This project predicts concert revenue based on various features such as the artist, tour title, number of shows, and average gross revenue. The goal is to use machine learning models to estimate Actual Gross Revenue for concert tours.
- Artist: Name of the performing artist.
- Tour Title: The title of the concert tour.
- Shows: Number of shows during the tour.
- Average Gross: The average revenue per show.
- Actual Gross: The actual gross revenue (target variable).
-
Data Collection & Preprocessing:
- Loaded and cleaned the dataset.
- Handled missing values and outliers.
- Encoded categorical variables like artist and tour title.
-
Exploratory Data Analysis (EDA):
- Performed visualizations to explore relationships and patterns in the data.
- Identified correlations between features.
-
Modeling:
- Trained and tested multiple machine learning models including:
- Linear Regression
- Random Forest
- Evaluated model performance using metrics like MAE and R-squared.

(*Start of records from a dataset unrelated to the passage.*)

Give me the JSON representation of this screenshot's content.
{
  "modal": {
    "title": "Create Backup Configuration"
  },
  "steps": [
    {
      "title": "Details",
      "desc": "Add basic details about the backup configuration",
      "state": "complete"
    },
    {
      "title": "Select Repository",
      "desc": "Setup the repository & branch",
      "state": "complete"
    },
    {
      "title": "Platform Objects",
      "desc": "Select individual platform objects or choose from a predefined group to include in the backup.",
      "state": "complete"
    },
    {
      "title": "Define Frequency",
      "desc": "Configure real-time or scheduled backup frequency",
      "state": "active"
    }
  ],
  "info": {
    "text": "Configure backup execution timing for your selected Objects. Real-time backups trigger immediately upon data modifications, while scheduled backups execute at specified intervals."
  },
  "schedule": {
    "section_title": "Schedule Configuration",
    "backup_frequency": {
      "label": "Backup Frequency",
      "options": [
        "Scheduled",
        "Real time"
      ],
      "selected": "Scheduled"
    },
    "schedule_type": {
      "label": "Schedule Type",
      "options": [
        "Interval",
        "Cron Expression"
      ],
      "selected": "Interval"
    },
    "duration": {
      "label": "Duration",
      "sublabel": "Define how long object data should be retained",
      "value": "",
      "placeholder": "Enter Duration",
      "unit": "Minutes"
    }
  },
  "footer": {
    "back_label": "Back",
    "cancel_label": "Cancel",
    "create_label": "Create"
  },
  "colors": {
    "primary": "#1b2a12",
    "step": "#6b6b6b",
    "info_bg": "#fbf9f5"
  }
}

- Trained and tested multiple machine learning models including:
-
Visualization:
- Plotted feature importances to understand the impact of each feature on the prediction.
- Python 3.x
- Libraries:
- pandas
- numpy
- matplotlib
- seaborn
- scikit-learn
- Clone the repository.
- Install the required libraries:
pip install -r requirements.txt
- Run the
main.py
script to start the analysis and model training.
This project demonstrates the use of machine learning for predicting concert revenue based on historical data. The Random Forest model achieved the best performance in predicting the target variable.
You can adjust and expand this README based on any additional features or specific instructions you want to include in your GitHub repository.